The Vital Triangle: China, the U.S. and the Middle East

"If China is winning, the United States must be losing." That is precisely the principle that many Americans see at work not only in the world, but also in the Middle East. China's surging manufacturing capacity has contributed to the steep decline in manufacturing jobs in the United States. U.S. businessmen worry about the consequences of Chinese firms taking over U.S. firms such as Unocal and 3Com and scuttle the deals. U.S. bankers agonize over China's massive current accounts surpluses and its huge dollar holdings. Many perceive China to be a military threat too, expanding its reach in the Pacific and threatening the Pax Americana that has been in force there for decades.

The Middle East is not at the center of U.S. concerns about China, but it is certainly a part of them. The region holds the world's largest repository of oil reserves and was a longtime Cold War battleground between the United States and the Soviet Union. The United States has been intensively engaged in the Middle East for more than a half century in an effort to maintain stability and ensure the free flow of oil out of the Persian Gulf. European nations have acquiesced to the U.S. lead, in part because they recognize that they cannot secure their interests in the ways that the United States does.
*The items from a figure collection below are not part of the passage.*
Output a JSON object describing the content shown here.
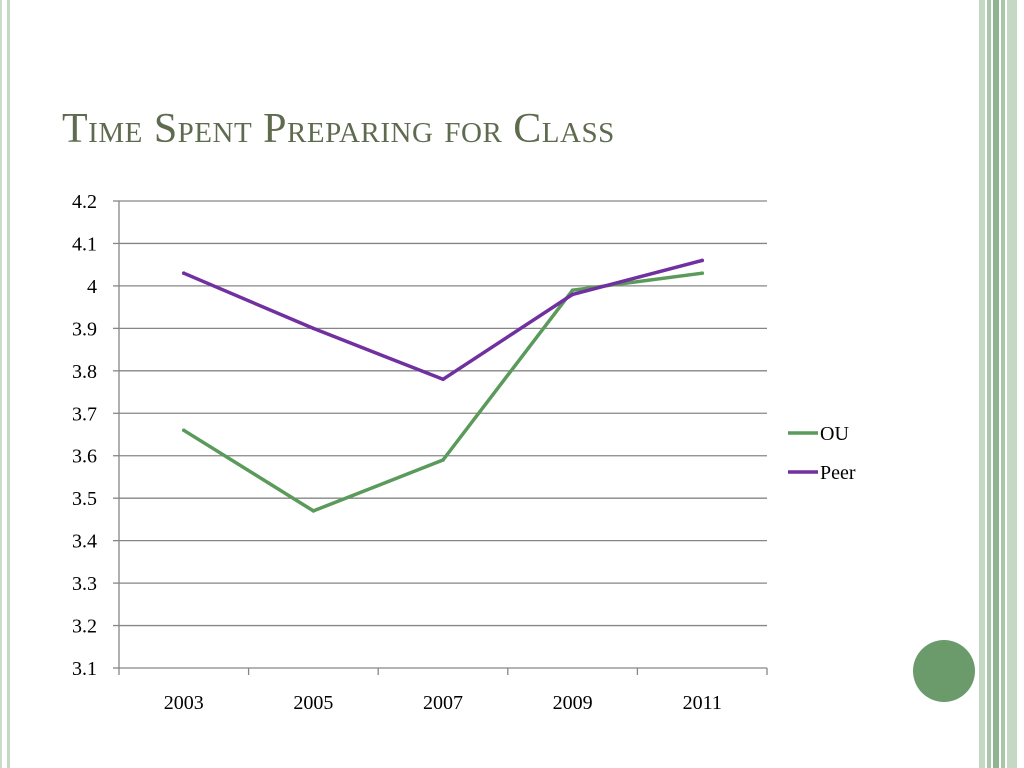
{
  "slide": {
    "title": "Time Spent Preparing for Class"
  },
  "theme": {
    "title_color": "#5f6b4f",
    "grid_color": "#868686",
    "decor_green": "#6b9a6b",
    "stripe_colors": [
      "#c4d8c4",
      "#a9c6a9",
      "#8fb48f",
      "#a9c6a9",
      "#c4d8c4"
    ]
  },
  "chart_data": {
    "type": "line",
    "title": "",
    "xlabel": "",
    "ylabel": "",
    "categories": [
      "2003",
      "2005",
      "2007",
      "2009",
      "2011"
    ],
    "ylim": [
      3.1,
      4.2
    ],
    "yticks": [
      "3.1",
      "3.2",
      "3.3",
      "3.4",
      "3.5",
      "3.6",
      "3.7",
      "3.8",
      "3.9",
      "4",
      "4.1",
      "4.2"
    ],
    "grid": true,
    "legend_position": "right",
    "series": [
      {
        "name": "OU",
        "color": "#5a9a5a",
        "values": [
          3.66,
          3.47,
          3.59,
          3.99,
          4.03
        ]
      },
      {
        "name": "Peer",
        "color": "#7030a0",
        "values": [
          4.03,
          3.9,
          3.78,
          3.98,
          4.06
        ]
      }
    ]
  }
}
China, however, has felt less of a burden to comply with U.S. wishes, and the government often sees a range of reasons to depart from the U.S. script. Far more than the United States, China is dependent on Middle Eastern oil. More than 50 percent of China's imported oil comes from the Middle East, versus some 25 percent in the United States. Further, China's oil needs are growing, while U.S. oil consumption has flattened. China's strategic thinkers see the country's continued reliance on Middle Eastern oil to be a strategic liability, not only because the Middle East itself is an unstable region, but also because they have little faith in their own ability to secure the sea lanes needed to transport the oil in the event of tensions with the United States.